PuroMarketing

El marketing en sí es una disciplina cambiante. Cada persona que se dedica al marketing definirá su tarea de una manera diferente y seguramente no habrá dos definiciones iguales. De hecho, quien se dedica a esto sabe que vive permanentemente fuera de su zona de confort y que tiene que reinventarse a diario porque sus cometidos cambian conforme evoluciona el mercado y todos los actores que intervienen en él.

Continuamente se discute lo que es tendencia y lo que no, lo que hacen y no hacen los consumidores, o incluso los términos que se emplean para referirse a las realidades sobre las que tratan. De hecho, se generan muchos debates en torno a las palabras de moda que, la mayoría de las veces, son una manera rápida de referirse a conceptos mucho más complejos. Sin embargo, tal y como afirma Greg Satell en una publicación para la revista Forbes, el problema es que en ocasiones lo que esos palabros representan no tiene sentido o inducen a error. Estos son algunos de ellos:

Engagement

Uno de los términos con más fama en los últimos tiempos y que, sin embargo, tiene cierta aura de misterio porque no hay dos definiciones iguales. De hecho, es difícil buscarle una traducción al castellano que sea válida, porque unas veces lo usamos para referirnos a contenido atractivo y otras sencillamente para hacer alusión a métricas como retuits, comentarios o shares.

Básicamente su significado apunta a que la marca debe interesar a su consumidor y no simplemente aburrirle.
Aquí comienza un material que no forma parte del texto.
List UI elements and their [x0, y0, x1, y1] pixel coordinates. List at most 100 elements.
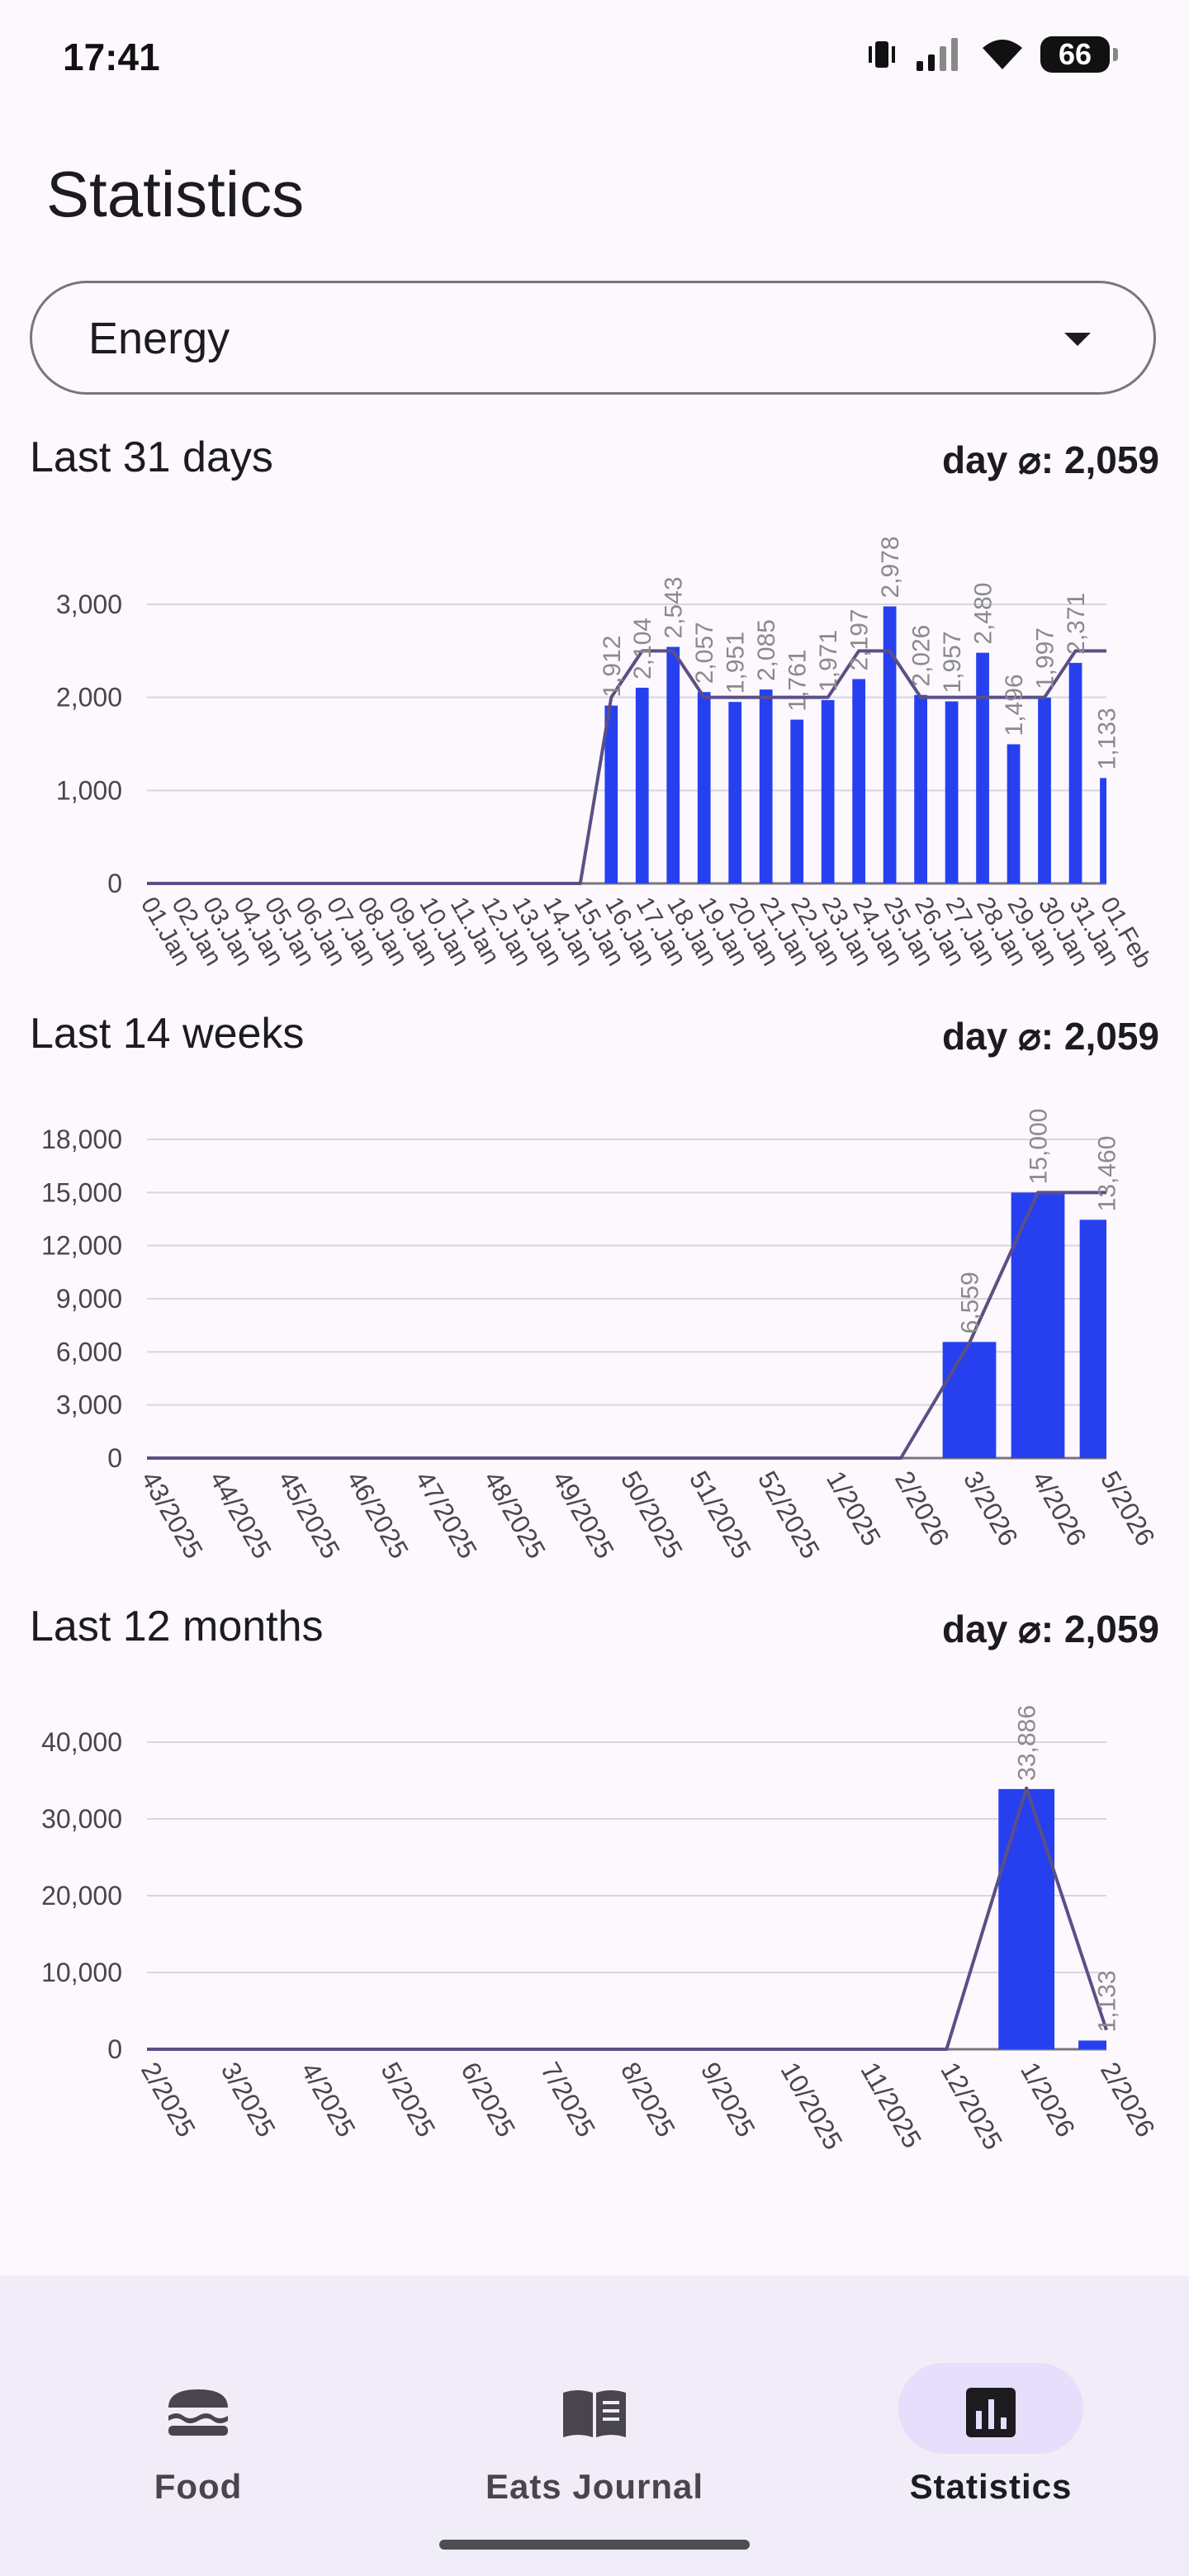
x-tick-label: 7/2025: [535, 2057, 601, 2143]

En este sentido, quizá un término más operativo sería, según el consultor Greg Satell, "value Exchange" o valor de cambio, que puede referirse tanto a un producto, como a un contenido o a una experiencia social. Deberíamos empezar a dejar de usar la palabra "engagement" como una cantidad definible. Si el consumidor percibe valor real, entonces se habrá "enganchado".

Influencia

Desde que Malcolm Galdwell formulara la "Law of the Few",  los marketers se han obsesionado por localizar a ese pequeño grupo de personas influyentes en sus mercados. Son una especie de grupo dotado de poderes especiales para decidir qué es tendencia y qué no. Sin embargo, hay estudios y evidencias científicas que ponen en duda que los influyentes sean necesarios o suficientes para desencadenar los fenómenos virales que se conocen como epidemias sociales. Tenemos si no, el ejemplo reciente de la Primavera Árabe que no es imputable a un grupo de personas con más influencia sino más bien a un target más variopinto pero con intereses afines.

Eso no quiere decir que no hay personas más influyentes que otras, por su posición social, su fama o sencillamente porque deciden qué se compra para el hogar, como ocurre con las madres de familia. Pero en ese caso no hace falta utilizar para definirles palabras misteriosas ni más raras que sencillamente "famosos" o "madres".

Lealtad

Suele decirse que es más fácil retener un cliente que conseguir uno nuevo. Por eso cuando se ven caer las ventas, es tentador intentar engrosar las cifras de consumidores fieles que ampliar la penetración en el mercado.

La realidad, sin embargo, es que la penetración de mercado y la fidelidad de la base consumidores está muy correlacionada. En opinión de Greg Satell, lo mejor que se puede hacer para mejorar la lealtad a la empresa es vender más. Por extraño que resulte, opina que las estrategias que sirven para incrementar las primeras compras, también sirven para incrementar las repeticiones de compra. Al fin y al cabo, la lealtad la construye una buena experiencia más que los programas de fidelidad y estrategias similares. El tiempo del marketer estará por eso mejor empleado si lo dedica a diseñar estrategias de marketing social para promover la defensa de sus productos y de su valor, en lugar de buscar tácticas para retener, más que fidelizar, clientes.

Exclusividad

En marketing ocurre igual que con algunos avances médicos que la prensa tiende a magnificar. Tan sólo hay pequeños matices que lo convierten en una novedad. En las empresas sucede algo similar. Toda marca quiere ser la única en algo y en ocasiones, la búsqueda de la diferenciación obtiene resultados algo irrisorios. Se buscan "proposiciones únicas de venta", estrechando tanto la definición del producto para que la marca sea la única en esa categoría, que se tarda poco en descubrir que no es más que una estratagema para venderse. Además, al final, esa diferenciación juega un papel bastante limitado en las decisiones de compra.

Así que, aunque las palabras que están en boga son útiles para el día a día, e incluso a veces inevitables para poder entendernos, no deberían cegar nuestro sentido común y erigirse como dogmas de nuestra actividad.